Decoding TINKER TILOR SOLDIER SPY Part 2

Okay, so what about this crazy idea of a painting being a visual cipher to decode this film's visual language? And what in the world is visual language anyway? 

Well, to answer the second question first: to my mind visual language is the unique expression of visual design choices that permeate a work of art. It is the unique visual fingerprint, which in the case of a film is generally the product of how the creative crew (cinematographer, set designer, costumer, art director, and so on), all serve or inform a director's vision. 

I will go into more examples of visual language in a future post, but for this one I am proposing that the design choices in this painting act as a blueprint for the unique visual language that carries through almost every shot of the film.


Now there might be some symbolic meaning to the painting itself, what it mainly did for me was change how I looked at every shot of the movie afterwards. The painting is a visual pattern, a relationship of squares that hold some significant yet unknown relationship to each other. To me they almost felt like post-it notes, or index cards pinned together on a bulletin board, the meaning of their relationship indecipherable simply because the cards are blank. 

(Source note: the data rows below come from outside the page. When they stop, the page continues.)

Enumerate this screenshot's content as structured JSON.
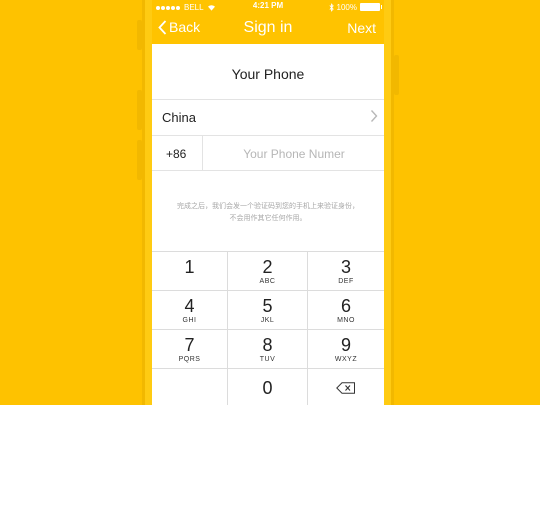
{
  "status_bar": {
    "carrier": "BELL",
    "time": "4:21 PM",
    "battery": "100%"
  },
  "nav": {
    "back_label": "Back",
    "title": "Sign in",
    "next_label": "Next"
  },
  "form": {
    "heading": "Your Phone",
    "country": "China",
    "country_code": "+86",
    "phone_placeholder": "Your Phone Numer",
    "phone_value": ""
  },
  "note": "完成之后，我们会发一个验证码到您的手机上来验证身份，不会用作其它任何作用。",
  "keypad": [
    {
      "num": "1",
      "letters": ""
    },
    {
      "num": "2",
      "letters": "ABC"
    },
    {
      "num": "3",
      "letters": "DEF"
    },
    {
      "num": "4",
      "letters": "GHI"
    },
    {
      "num": "5",
      "letters": "JKL"
    },
    {
      "num": "6",
      "letters": "MNO"
    },
    {
      "num": "7",
      "letters": "PQRS"
    },
    {
      "num": "8",
      "letters": "TUV"
    },
    {
      "num": "9",
      "letters": "WXYZ"
    },
    {
      "num": "0",
      "letters": ""
    }
  ],
  "colors": {
    "accent": "#FFC300",
    "background": "#FEC200"
  }
}
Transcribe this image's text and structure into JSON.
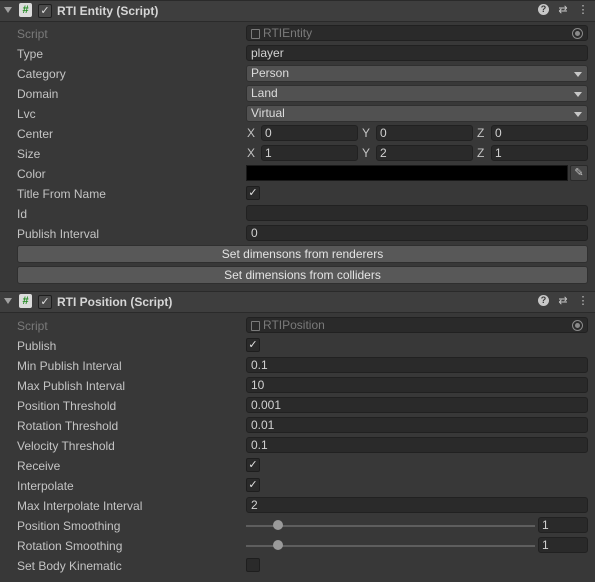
{
  "entity": {
    "header": {
      "title": "RTI Entity (Script)",
      "help_icon": "?",
      "preset_icon": "⇄",
      "menu_icon": "⋮"
    },
    "script": {
      "label": "Script",
      "value": "RTIEntity"
    },
    "type": {
      "label": "Type",
      "value": "player"
    },
    "category": {
      "label": "Category",
      "value": "Person"
    },
    "domain": {
      "label": "Domain",
      "value": "Land"
    },
    "lvc": {
      "label": "Lvc",
      "value": "Virtual"
    },
    "center": {
      "label": "Center",
      "x_label": "X",
      "x": "0",
      "y_label": "Y",
      "y": "0",
      "z_label": "Z",
      "z": "0"
    },
    "size": {
      "label": "Size",
      "x_label": "X",
      "x": "1",
      "y_label": "Y",
      "y": "2",
      "z_label": "Z",
      "z": "1"
    },
    "color": {
      "label": "Color",
      "value": "#000000"
    },
    "title_from_name": {
      "label": "Title From Name",
      "checked": true
    },
    "id": {
      "label": "Id",
      "value": ""
    },
    "publish_interval": {
      "label": "Publish Interval",
      "value": "0"
    },
    "btn_renderers": "Set dimensons from renderers",
    "btn_colliders": "Set dimensions from colliders"
  },
  "position": {
    "header": {
      "title": "RTI Position (Script)",
      "help_icon": "?",
      "preset_icon": "⇄",
      "menu_icon": "⋮"
    },
    "script": {
      "label": "Script",
      "value": "RTIPosition"
    },
    "publish": {
      "label": "Publish",
      "checked": true
    },
    "min_publish_interval": {
      "label": "Min Publish Interval",
      "value": "0.1"
    },
    "max_publish_interval": {
      "label": "Max Publish Interval",
      "value": "10"
    },
    "position_threshold": {
      "label": "Position Threshold",
      "value": "0.001"
    },
    "rotation_threshold": {
      "label": "Rotation Threshold",
      "value": "0.01"
    },
    "velocity_threshold": {
      "label": "Velocity Threshold",
      "value": "0.1"
    },
    "receive": {
      "label": "Receive",
      "checked": true
    },
    "interpolate": {
      "label": "Interpolate",
      "checked": true
    },
    "max_interpolate_interval": {
      "label": "Max Interpolate Interval",
      "value": "2"
    },
    "position_smoothing": {
      "label": "Position Smoothing",
      "value": "1",
      "slider_fraction": 0.11
    },
    "rotation_smoothing": {
      "label": "Rotation Smoothing",
      "value": "1",
      "slider_fraction": 0.11
    },
    "set_body_kinematic": {
      "label": "Set Body Kinematic",
      "checked": false
    }
  },
  "icons": {
    "check": "✓",
    "script_glyph": "#",
    "eyedropper": "✎"
  }
}
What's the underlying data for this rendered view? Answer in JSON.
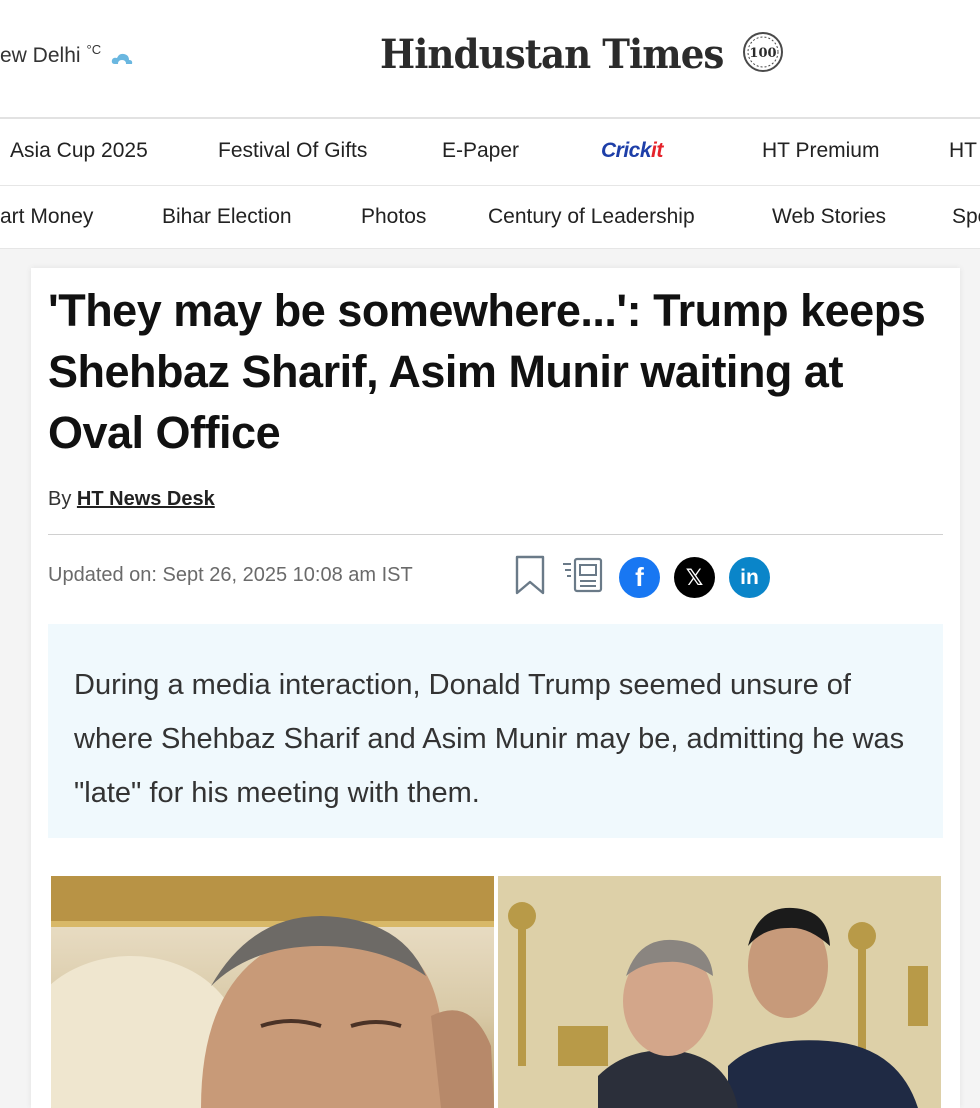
{
  "header": {
    "weather_city": "ew Delhi",
    "weather_unit": "°C",
    "logo_text": "Hindustan Times",
    "logo_badge": "100"
  },
  "nav_primary": [
    {
      "label": "Asia Cup 2025"
    },
    {
      "label": "Festival Of Gifts"
    },
    {
      "label": "E-Paper"
    },
    {
      "label": "Crick",
      "accent": "it",
      "brand_color": "#1d3ea8",
      "accent_color": "#e5222a"
    },
    {
      "label": "HT Premium"
    },
    {
      "label": "HT"
    }
  ],
  "nav_secondary": [
    {
      "label": "art Money"
    },
    {
      "label": "Bihar Election"
    },
    {
      "label": "Photos"
    },
    {
      "label": "Century of Leadership"
    },
    {
      "label": "Web Stories"
    },
    {
      "label": "Spo"
    }
  ],
  "article": {
    "headline": "'They may be somewhere...': Trump keeps Shehbaz Sharif, Asim Munir waiting at Oval Office",
    "by_prefix": "By",
    "author": "HT News Desk",
    "updated": "Updated on: Sept 26, 2025 10:08 am IST",
    "summary": "During a media interaction, Donald Trump seemed unsure of where Shehbaz Sharif and Asim Munir may be, admitting he was \"late\" for his meeting with them.",
    "share_icons": [
      "bookmark-icon",
      "reader-mode-icon",
      "facebook-icon",
      "x-icon",
      "linkedin-icon"
    ],
    "facebook_glyph": "f",
    "x_glyph": "𝕏",
    "linkedin_glyph": "in"
  },
  "colors": {
    "facebook": "#1877f2",
    "x": "#000000",
    "linkedin": "#0a85c9",
    "summary_bg": "#f0f9fd"
  }
}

Okay, a bit of a stretch I’ll admit. But in the following sequence of a conversation that sets in motion the mystery of the mole who Smiley must uncover, look what we are shown on this phone booth: squares upon squares on the glass--more post-its, cards, notes, what have you, all blank, at least from our view. While the cards serve a purpose of masking the identity of the caller, this could have been easily achieved with a different camera angle or with obscured glass. By the third shot the notes on the glass are so prominent it's hard to imagine they don't hold some greater significance.









In the intercutting between these callers, note how the camera in the office gradually swings around and settles on a flat composition with the speaker framed against the wall. I'll touch more on this camera and staging choice shortly.

As an artist and writer, the papers on the phone booth present a pattern I’m familiar with: an array of thumbnails to find the right composition; an array of index cards to find the right story structure; bits and pieces of imagery and story to find a larger context.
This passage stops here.